Layer Tool C# Wrapper
VM provisioning Vagrant FrenchExDev.Net.Vagrant (7 versions, custom parser, typed events)
Image building Packer FrenchExDev.Net.Packer (multi-version, HCL workflows)
Containers Podman FrenchExDev.Net.Podman (58 versions, 180+ commands, 18 groups)
Orchestration Docker Compose FrenchExDev.Net.DockerCompose (57 versions, 37 commands)
Forge GitLab CE FrenchExDev.Net.GLab (scraped via BinaryWrapper)
Reverse proxy Traefik PowerShell module (PoSh)

PowerShell Glue

While C# handles the heavy lifting, PowerShell modules provide the developer experience layer:

  • DevPoSh — Developer shell boilerplate: UTF-8, logging, module auto-loading, VS Code integration
  • InfraDev — Infrastructure orchestration cmdlets tying Vagrant, Packer, Docker Compose, and Traefik together
  • Claude.PoSh — Claude Code VM lifecycle management

Tech Stack

C# .NET 10 Roslyn Source Generators PowerShell 7 Podman Docker Compose Vagrant Packer GitLab CE GLab Traefik Alpine Linux NuGet

The Point

This Home Lab exists to answer a question: can a single developer, with the right patterns and tooling, build and maintain a professional-grade development platform?

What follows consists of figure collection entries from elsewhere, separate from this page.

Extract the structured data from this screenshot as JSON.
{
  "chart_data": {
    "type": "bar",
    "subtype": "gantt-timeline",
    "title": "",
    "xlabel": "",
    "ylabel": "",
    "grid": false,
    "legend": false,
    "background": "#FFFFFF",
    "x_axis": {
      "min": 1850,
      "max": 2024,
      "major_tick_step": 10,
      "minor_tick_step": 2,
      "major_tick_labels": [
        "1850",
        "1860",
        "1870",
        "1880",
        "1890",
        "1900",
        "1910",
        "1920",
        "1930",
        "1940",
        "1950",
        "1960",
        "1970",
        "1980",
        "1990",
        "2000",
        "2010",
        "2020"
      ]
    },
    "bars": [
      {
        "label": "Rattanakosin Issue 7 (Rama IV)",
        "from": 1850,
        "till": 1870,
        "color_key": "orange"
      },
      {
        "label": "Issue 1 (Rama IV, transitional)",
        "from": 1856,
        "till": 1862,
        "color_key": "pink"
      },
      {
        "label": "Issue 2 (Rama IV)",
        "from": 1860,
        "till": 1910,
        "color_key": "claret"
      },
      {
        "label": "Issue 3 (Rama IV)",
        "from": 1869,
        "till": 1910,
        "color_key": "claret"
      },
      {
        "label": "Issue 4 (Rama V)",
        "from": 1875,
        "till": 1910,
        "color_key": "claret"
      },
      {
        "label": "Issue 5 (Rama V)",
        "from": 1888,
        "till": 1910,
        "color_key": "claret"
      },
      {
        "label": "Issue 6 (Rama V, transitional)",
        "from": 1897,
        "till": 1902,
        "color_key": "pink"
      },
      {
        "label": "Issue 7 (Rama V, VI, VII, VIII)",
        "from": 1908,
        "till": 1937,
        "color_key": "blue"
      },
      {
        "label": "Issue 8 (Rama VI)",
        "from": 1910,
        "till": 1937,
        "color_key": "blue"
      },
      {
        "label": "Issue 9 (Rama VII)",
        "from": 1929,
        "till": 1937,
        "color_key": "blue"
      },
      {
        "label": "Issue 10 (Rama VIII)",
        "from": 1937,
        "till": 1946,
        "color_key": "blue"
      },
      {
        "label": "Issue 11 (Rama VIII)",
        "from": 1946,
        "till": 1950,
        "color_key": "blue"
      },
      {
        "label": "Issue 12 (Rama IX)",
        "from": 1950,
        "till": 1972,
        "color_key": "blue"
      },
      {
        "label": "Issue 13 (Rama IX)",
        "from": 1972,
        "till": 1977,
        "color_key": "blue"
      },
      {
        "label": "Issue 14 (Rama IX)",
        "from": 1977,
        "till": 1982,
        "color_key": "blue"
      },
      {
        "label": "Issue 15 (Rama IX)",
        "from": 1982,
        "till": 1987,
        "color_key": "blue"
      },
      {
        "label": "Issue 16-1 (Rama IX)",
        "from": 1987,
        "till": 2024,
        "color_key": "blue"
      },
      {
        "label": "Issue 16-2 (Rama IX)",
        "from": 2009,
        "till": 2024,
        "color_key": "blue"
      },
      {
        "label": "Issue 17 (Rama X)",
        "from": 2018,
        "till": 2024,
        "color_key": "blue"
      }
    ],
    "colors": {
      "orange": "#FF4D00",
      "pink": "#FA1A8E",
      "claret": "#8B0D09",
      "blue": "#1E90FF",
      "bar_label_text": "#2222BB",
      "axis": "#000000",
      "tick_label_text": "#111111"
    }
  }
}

The answer is yes — if you invest in foundations. Result and Builder give you a grammar for error handling and object construction that scales across 57 projects. BinaryWrapper gives you typed APIs for every CLI tool in your stack. GitLab gives you the forge. And C# ties it all together with compile-time safety.

The Home Lab is not the end goal — it's the proof that the ecosystem works. Every library, every wrapper, every pattern converges here: a self-hosted platform where FrenchExDev builds, tests, gates, and packages itself. The infrastructure-as-code philosophy drives every layer.


Built with .NET 10, Roslyn source generators, PowerShell 7, self-hosted GitLab CE, and the conviction that typed APIs beat string concatenation at any scale.